Nos livros sou assim, conservadora. Só sinto prazer em ler coisas nas quais me consiga projectar. Às claras ou às escuras. Quero que aquelas pessoas todas dos livros, segundo as descrições do autor, sigam o caminho que eu, secretamente, imaginei. Por vezes, nem tenho caminhos desenhados, mas sei qual é que não devo seguir. Naturalmente adoro quando o rumo da história está para além da minha imaginação. 

Na vida real sou outra. Aceito os caminhos todos, gosto de ir por estradas que não conheço, de encontrar pessoas que me fazem pensar que são umas e depois são outras. Porque a vida não tem 234 páginas e acaba, tem um número capítulos infinitos até nos cansarmos e nos esquecermos daquele livro e daquelas pessoas.

Tenho lido muito nos últimos dois meses. Há pessoas que têm a teoria de que o tempo para ler se arranja. Mas disponibilidade mental não. E, quando se fala de ter tempo para ler, é dessa disponibilidade que se trata. Esta semana estou de férias. Só me dou conta de quão urgente eram estes dias para mim quando acordo todos os dias perto do meio dia, quando me apercebo que me apetece muito ler, que me apetece ver séries (uma novidade na minha vida pacata), que me apetece sair, um bocadinho só, no bairro. Saio para sentir o perfume desta Tilia, para beber um café, fazer compras e voltar para o sofá. Ontem estive uma hora de volta da cozinha a lavar, estender, limpar, pôr a loiça na máquina, limpar a caixa do gato, por mais roupa na máquina, lavar o chão. Penso que é a única ocasião em que sou capaz de me abstrair. O resto do tempo vivo alerta, com crises de ansiedade controladas por fármacos, porque a psicoterapia não pode tudo. Pelo menos comigo.

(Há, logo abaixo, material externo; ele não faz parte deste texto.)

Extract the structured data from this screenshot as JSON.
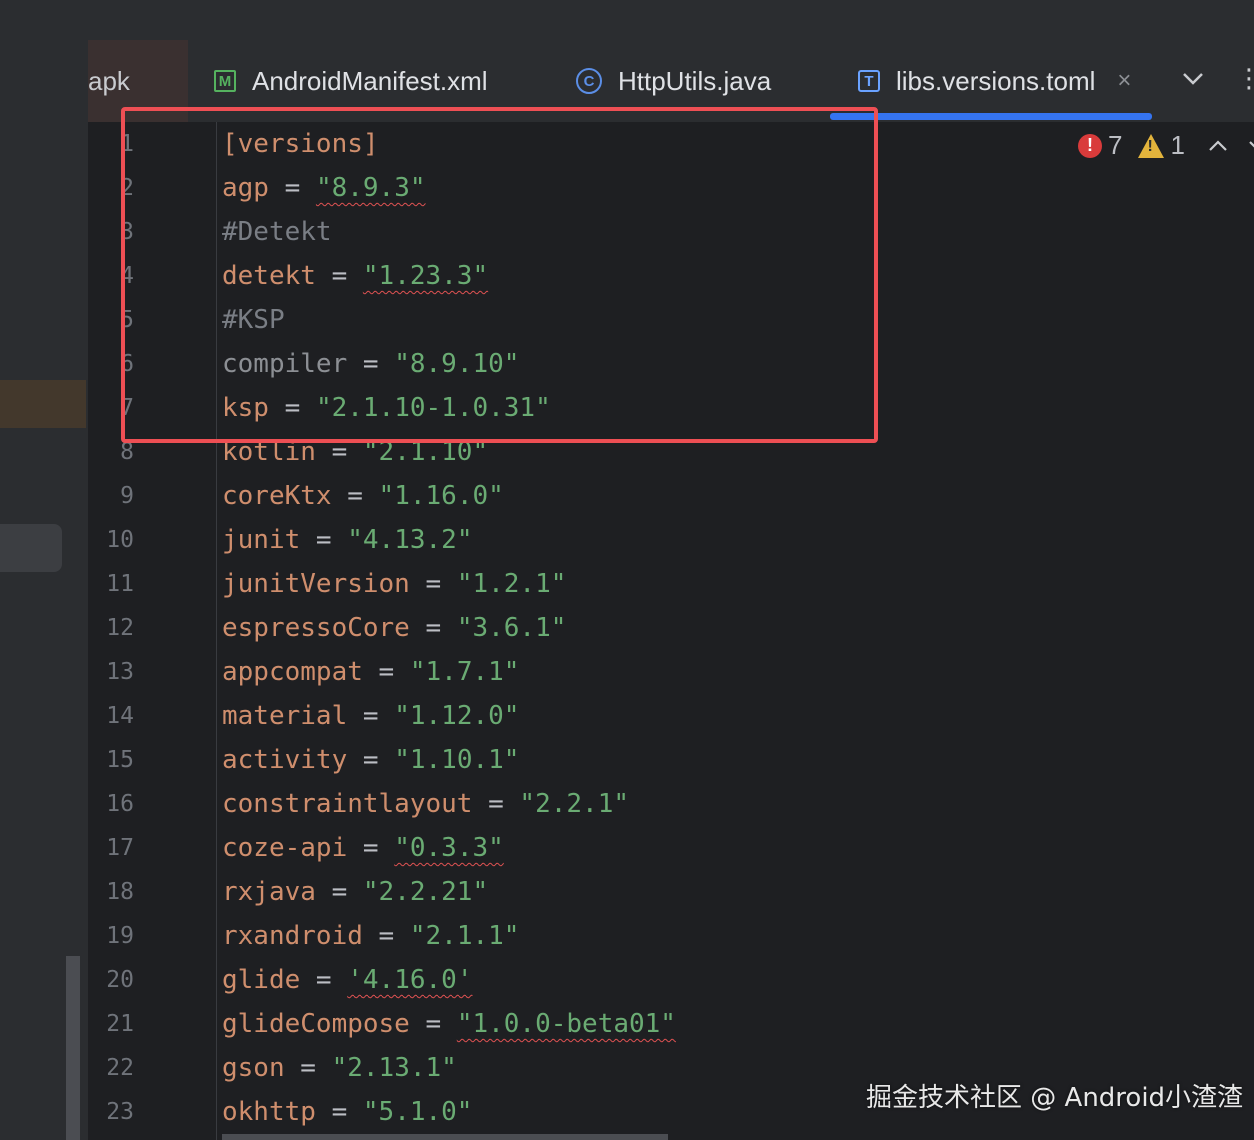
{
  "tabs": {
    "partial": {
      "label": "apk"
    },
    "manifest": {
      "label": "AndroidManifest.xml",
      "icon": "M"
    },
    "http": {
      "label": "HttpUtils.java",
      "icon": "C"
    },
    "toml": {
      "label": "libs.versions.toml",
      "icon": "T",
      "close": "×"
    },
    "active_color": "#3574f0"
  },
  "inspections": {
    "errors": "7",
    "warnings": "1"
  },
  "editor": {
    "lines": [
      {
        "num": "1",
        "section": "[versions]"
      },
      {
        "num": "2",
        "key": "agp",
        "eq": " = ",
        "value": "\"8.9.3\""
      },
      {
        "num": "3",
        "comment": "#Detekt"
      },
      {
        "num": "4",
        "key": "detekt",
        "eq": " = ",
        "value": "\"1.23.3\""
      },
      {
        "num": "5",
        "comment": "#KSP"
      },
      {
        "num": "6",
        "key": "compiler",
        "eq": " = ",
        "value": "\"8.9.10\""
      },
      {
        "num": "7",
        "key": "ksp",
        "eq": " = ",
        "value": "\"2.1.10-1.0.31\""
      },
      {
        "num": "8",
        "key": "kotlin",
        "eq": " = ",
        "value": "\"2.1.10\""
      },
      {
        "num": "9",
        "key": "coreKtx",
        "eq": " = ",
        "value": "\"1.16.0\""
      },
      {
        "num": "10",
        "key": "junit",
        "eq": " = ",
        "value": "\"4.13.2\""
      },
      {
        "num": "11",
        "key": "junitVersion",
        "eq": " = ",
        "value": "\"1.2.1\""
      },
      {
        "num": "12",
        "key": "espressoCore",
        "eq": " = ",
        "value": "\"3.6.1\""
      },
      {
        "num": "13",
        "key": "appcompat",
        "eq": " = ",
        "value": "\"1.7.1\""
      },
      {
        "num": "14",
        "key": "material",
        "eq": " = ",
        "value": "\"1.12.0\""
      },
      {
        "num": "15",
        "key": "activity",
        "eq": " = ",
        "value": "\"1.10.1\""
      },
      {
        "num": "16",
        "key": "constraintlayout",
        "eq": " = ",
        "value": "\"2.2.1\""
      },
      {
        "num": "17",
        "key": "coze-api",
        "eq": " = ",
        "value": "\"0.3.3\""
      },
      {
        "num": "18",
        "key": "rxjava",
        "eq": " = ",
        "value": "\"2.2.21\""
      },
      {
        "num": "19",
        "key": "rxandroid",
        "eq": " = ",
        "value": "\"2.1.1\""
      },
      {
        "num": "20",
        "key": "glide",
        "eq": " = ",
        "value": "'4.16.0'"
      },
      {
        "num": "21",
        "key": "glideCompose",
        "eq": " = ",
        "value": "\"1.0.0-beta01\""
      },
      {
        "num": "22",
        "key": "gson",
        "eq": " = ",
        "value": "\"2.13.1\""
      },
      {
        "num": "23",
        "key": "okhttp",
        "eq": " = ",
        "value": "\"5.1.0\""
      }
    ]
  },
  "annotation": {
    "color": "#ee4f54"
  },
  "watermark": "掘金技术社区 @ Android小渣渣"
}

Não somos iguais. A Joana que lê e a Joana que vive são diferentes. Como se ler não fosse viver. Pelo menos os livros têm pontos finais e esses sinais gráficos mudam tudo. Nas histórias como na vida.

Não são iguais:

Panados com arroz de tomate

Quinta da Cruz da Pedra

Gralha Dixit

A curva

10.6.25

O homem sem nome

Eu estava sentada a ouvir o Philippe Claudel cujas intervenções eram intercaladas pela tradução simultânea. Olhei para o lado e vi um casal de chapéu de chuva preto a subir pela ala esquerda do corredor da direita.
Na praça azul, que tinha um toldo da mesma cor, corria um ventinho fresco pelas pessoas que estavam sentadas à sombra. Mas nas laterais, o sol batia quente. 
Pensei que aquela moda de se andar de guarda-chuva ao sol me chateava. Sempre houve sol em Portugal e agora toda a gente tinha decido subverter o uso do impermeável.

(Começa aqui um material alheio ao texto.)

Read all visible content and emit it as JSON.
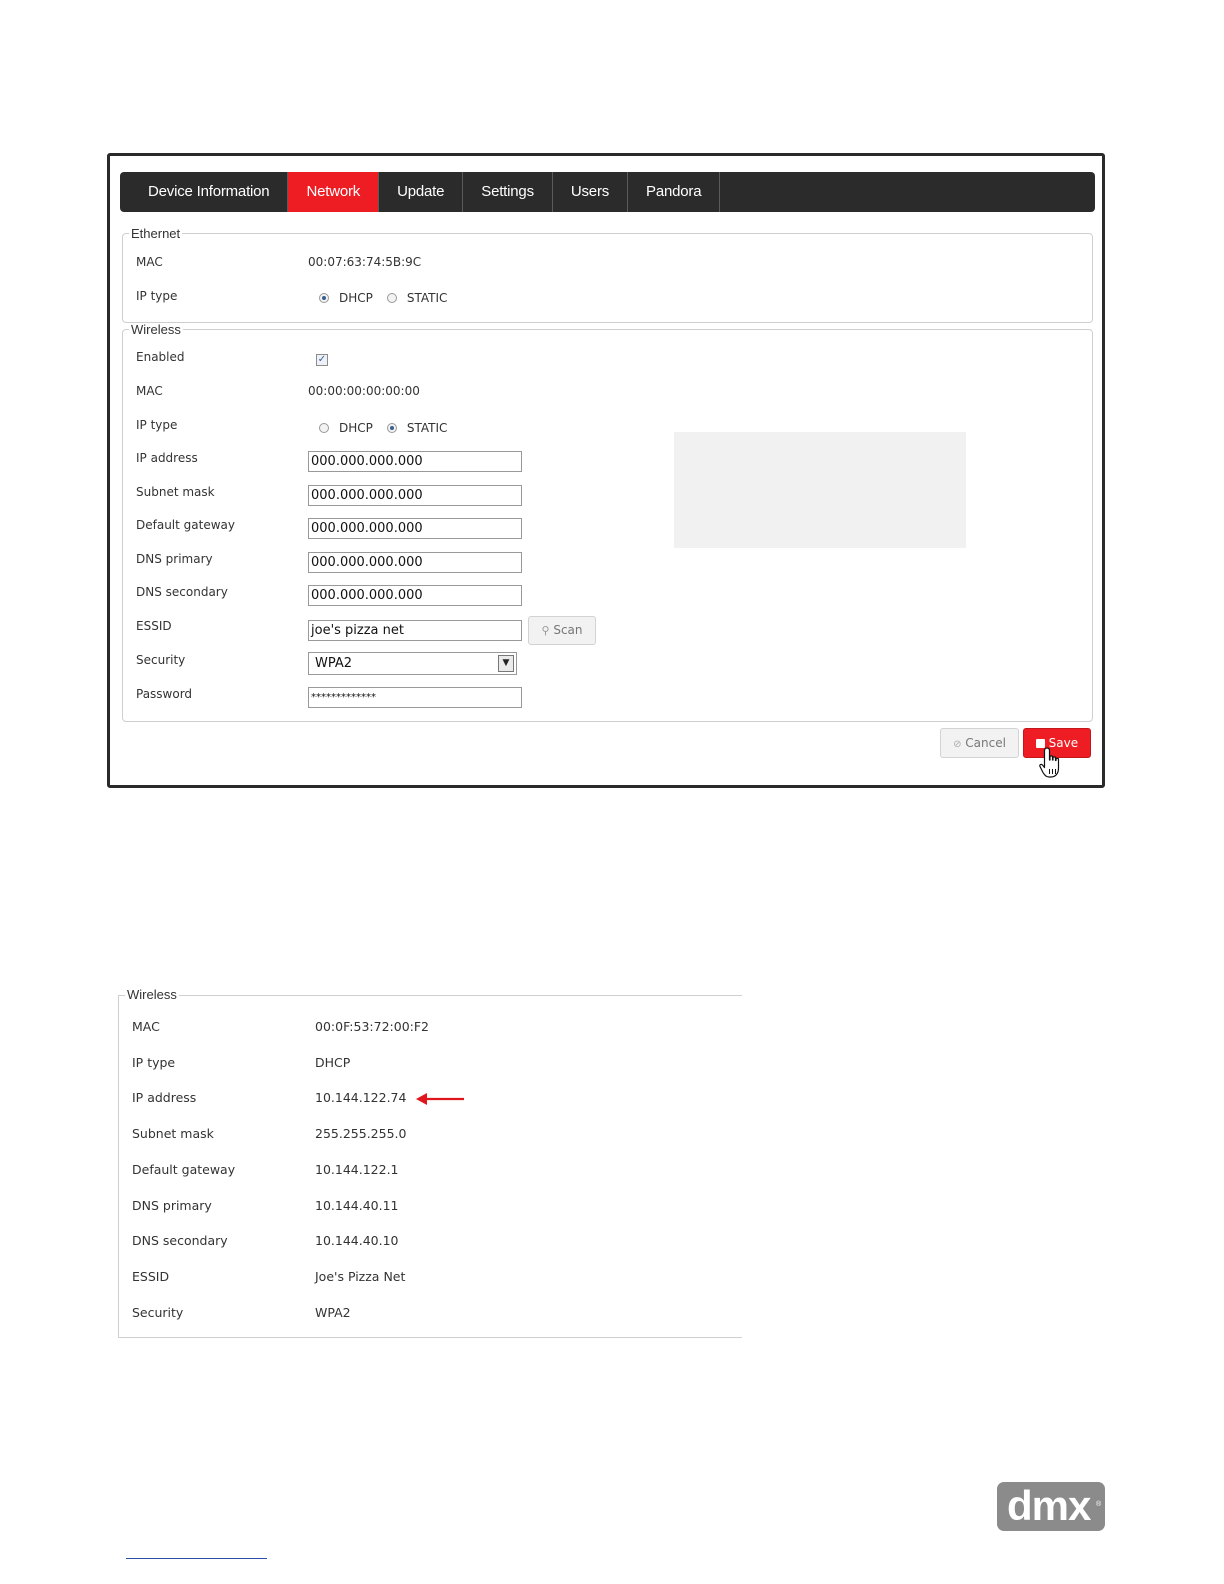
{
  "tabs": [
    {
      "label": "Device Information"
    },
    {
      "label": "Network",
      "active": true
    },
    {
      "label": "Update"
    },
    {
      "label": "Settings"
    },
    {
      "label": "Users"
    },
    {
      "label": "Pandora"
    }
  ],
  "ethernet": {
    "legend": "Ethernet",
    "mac_label": "MAC",
    "mac_value": "00:07:63:74:5B:9C",
    "ip_type_label": "IP type",
    "dhcp_label": "DHCP",
    "static_label": "STATIC",
    "ip_type_selected": "DHCP"
  },
  "wireless": {
    "legend": "Wireless",
    "enabled_label": "Enabled",
    "enabled": true,
    "mac_label": "MAC",
    "mac_value": "00:00:00:00:00:00",
    "ip_type_label": "IP type",
    "dhcp_label": "DHCP",
    "static_label": "STATIC",
    "ip_type_selected": "STATIC",
    "ip_address_label": "IP address",
    "ip_address_value": "000.000.000.000",
    "subnet_mask_label": "Subnet mask",
    "subnet_mask_value": "000.000.000.000",
    "default_gateway_label": "Default gateway",
    "default_gateway_value": "000.000.000.000",
    "dns_primary_label": "DNS primary",
    "dns_primary_value": "000.000.000.000",
    "dns_secondary_label": "DNS secondary",
    "dns_secondary_value": "000.000.000.000",
    "essid_label": "ESSID",
    "essid_value": "joe's pizza net",
    "scan_label": "Scan",
    "security_label": "Security",
    "security_value": "WPA2",
    "password_label": "Password",
    "password_value": "*************"
  },
  "buttons": {
    "cancel_label": "Cancel",
    "save_label": "Save"
  },
  "wireless_status": {
    "legend": "Wireless",
    "rows": [
      {
        "label": "MAC",
        "value": "00:0F:53:72:00:F2"
      },
      {
        "label": "IP type",
        "value": "DHCP"
      },
      {
        "label": "IP address",
        "value": "10.144.122.74"
      },
      {
        "label": "Subnet mask",
        "value": "255.255.255.0"
      },
      {
        "label": "Default gateway",
        "value": "10.144.122.1"
      },
      {
        "label": "DNS primary",
        "value": "10.144.40.11"
      },
      {
        "label": "DNS secondary",
        "value": "10.144.40.10"
      },
      {
        "label": "ESSID",
        "value": "Joe's Pizza Net"
      },
      {
        "label": "Security",
        "value": "WPA2"
      }
    ]
  },
  "logo": {
    "text": "dmx"
  },
  "colors": {
    "accent": "#ee1d23",
    "tabbar": "#2b2b2b",
    "arrow": "#e0161c"
  }
}
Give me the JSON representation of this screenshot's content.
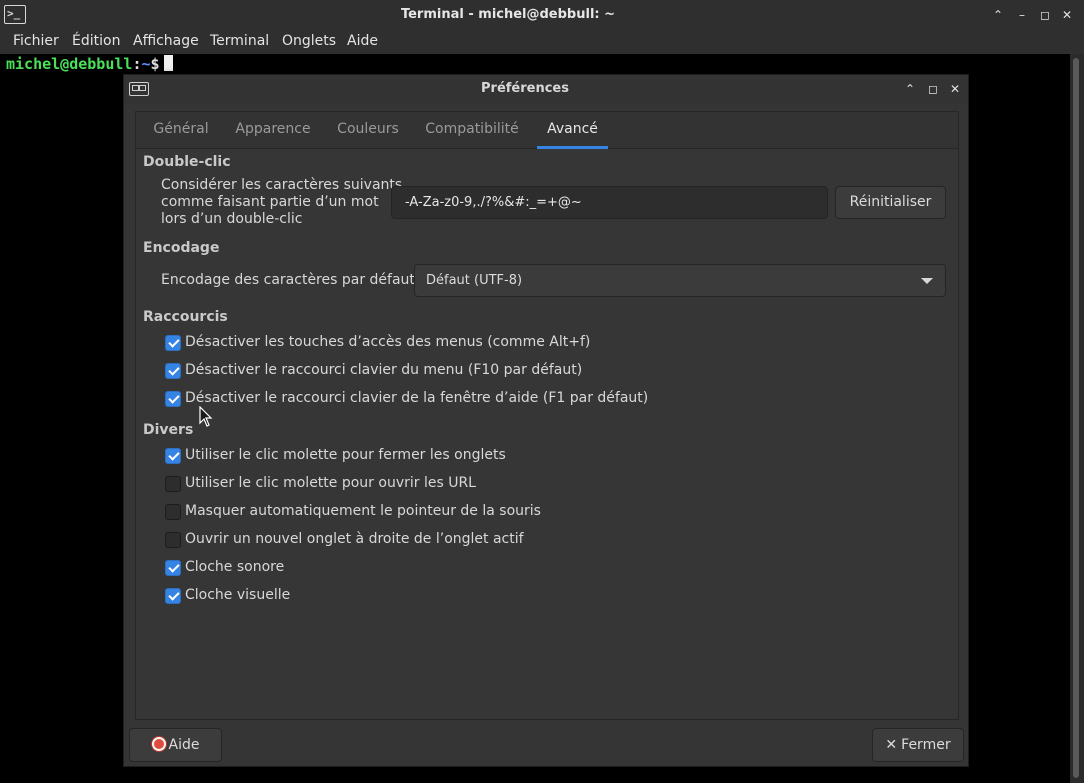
{
  "terminal": {
    "title": "Terminal - michel@debbull: ~",
    "app_icon": ">_",
    "menu": [
      "Fichier",
      "Édition",
      "Affichage",
      "Terminal",
      "Onglets",
      "Aide"
    ],
    "prompt": {
      "user_host": "michel@debbull",
      "colon": ":",
      "path": "~",
      "dollar": "$"
    },
    "window_controls": [
      "chevron-up-icon",
      "minimize-icon",
      "maximize-icon",
      "close-icon"
    ]
  },
  "dialog": {
    "title": "Préférences",
    "tabs": [
      {
        "label": "Général",
        "active": false
      },
      {
        "label": "Apparence",
        "active": false
      },
      {
        "label": "Couleurs",
        "active": false
      },
      {
        "label": "Compatibilité",
        "active": false
      },
      {
        "label": "Avancé",
        "active": true
      }
    ],
    "double_click": {
      "section": "Double-clic",
      "label_lines": [
        "Considérer les caractères suivants",
        "comme faisant partie d’un mot",
        "lors d’un double-clic"
      ],
      "value": "-A-Za-z0-9,./?%&#:_=+@~",
      "reset_label": "Réinitialiser"
    },
    "encoding": {
      "section": "Encodage",
      "label": "Encodage des caractères par défaut :",
      "value": "Défaut (UTF-8)"
    },
    "shortcuts": {
      "section": "Raccourcis",
      "items": [
        {
          "label": "Désactiver les touches d’accès des menus (comme Alt+f)",
          "checked": true
        },
        {
          "label": "Désactiver le raccourci clavier du menu (F10 par défaut)",
          "checked": true
        },
        {
          "label": "Désactiver le raccourci clavier de la fenêtre d’aide (F1 par défaut)",
          "checked": true
        }
      ]
    },
    "misc": {
      "section": "Divers",
      "items": [
        {
          "label": "Utiliser le clic molette pour fermer les onglets",
          "checked": true
        },
        {
          "label": "Utiliser le clic molette pour ouvrir les URL",
          "checked": false
        },
        {
          "label": "Masquer automatiquement le pointeur de la souris",
          "checked": false
        },
        {
          "label": "Ouvrir un nouvel onglet à droite de l’onglet actif",
          "checked": false
        },
        {
          "label": "Cloche sonore",
          "checked": true
        },
        {
          "label": "Cloche visuelle",
          "checked": true
        }
      ]
    },
    "help_label": "Aide",
    "close_label": "Fermer",
    "accent_color": "#3584e4"
  }
}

O homem virou-se. Reconheci-lhe o perfil, o boné, a magreza. Vi uma imagem que nunca tinha sido capaz de convocar, a de um bebé junto ao peito, a que tantas vezes me colei, em anos sem futuro, mas que ainda assim duraram anos. Não foram poucos.
Fui capaz de sentir ternura. Quantas vezes quis que o meu corpo todo se descolasse daquela pele, que o meu coração batesse por outra criatura, boa, capaz, recíproca.
Noutro tempo teria enviado uma mensagem que lhe desse a entender que estava por perto, como alguém que espreita atrás de uma árvore. Mas achei que aquela imagem devia ser suficiente para não voltarmos a repetir mensagens inesperadas, em qualquer dia do ano, a qualquer hora da noite. Era preciso apagar isso do presente. 

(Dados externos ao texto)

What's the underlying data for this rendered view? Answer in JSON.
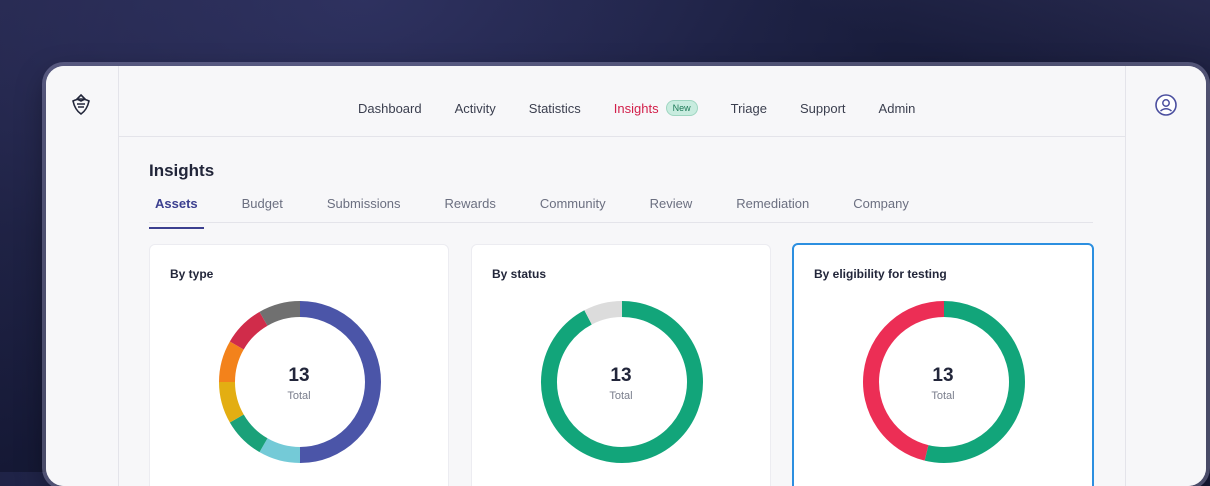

Tantos anos alimentados pela incerteza, pelo segredo, pelo imprevisto, pelo mistério. Nada concreto, só palavras que se escapavam pelos dedos, como a água que nos lava as mãos, e que foram tão capazes. Mas nunca suficientes. 
Nesses anos todos desejei que me arrancassem o músculo. Não queria mais sentir e agora, estava ali a olhar, com todo o tempo do mundo, o vento a trazer-me dois fios de cabelo para a frente e o perfil dele a olhar para o palco. Estou imóvel na cadeira, vejo-lhe o olhar inexpressivo. Sempre o mesmo. Mas fixo.
Sinto alívio e pergunto-me como fui capaz de gostar tanto daquela pessoa. Até à destruição. 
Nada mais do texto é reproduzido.